My last resort is to grab HTML::Extract's source code and modify it to use a cache, but I really want to avoid that if I can. Does anyone know any other module that can perform the same job better? I basically just need to grab all the text in the <body> element with the HTML tags removed.
I use pQuery for my web scraping. But I've also heard good things about Web::Scraper.
Both of these along with other modules have appeared in answers on SO for similar questions to yours:
how can i screen scrape with perl
how can i extract xml of a website and save in a file using perls lwp
how do i extract an html title with perl
can you provide an example of parsing html with your favorite parser
how do I extract content from html file using perl
HTML::Extract's features look very basic and uninteresting. If the modules that draegfun mentioned don't interest you, you could do everything that HTML::Extract does using LWP::UserAgent and HTML::TreeBuilder yourself, without requiring very much code at all, and then you would be free to work in caching on your own terms.

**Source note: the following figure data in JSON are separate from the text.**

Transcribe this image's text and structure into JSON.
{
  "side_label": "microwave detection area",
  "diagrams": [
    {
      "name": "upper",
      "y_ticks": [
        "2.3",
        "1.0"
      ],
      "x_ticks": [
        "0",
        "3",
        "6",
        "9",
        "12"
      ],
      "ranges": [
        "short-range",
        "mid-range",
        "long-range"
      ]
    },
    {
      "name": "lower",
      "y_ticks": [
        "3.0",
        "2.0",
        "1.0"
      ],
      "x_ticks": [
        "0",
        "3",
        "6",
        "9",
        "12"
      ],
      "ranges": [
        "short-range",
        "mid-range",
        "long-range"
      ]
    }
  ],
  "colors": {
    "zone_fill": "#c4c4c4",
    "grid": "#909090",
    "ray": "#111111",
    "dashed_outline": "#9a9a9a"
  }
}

I've been using Web::Scraper for my scraping needs. It's very nice indeed for extracting data, and because you can call ->scrape($html, $originating_uri) then it's very easy to cache the result you need as well.
Do you need to do this in real-time? How does the inefficiency affect you? Are you doing the task serially so that you have to extract one page before you move onto the next one? Why do you want to avoid a cache?
Can your crawler download the pages and pass them off to something else? Perhaps your crawler can even run in parallel, or in some distributed manner.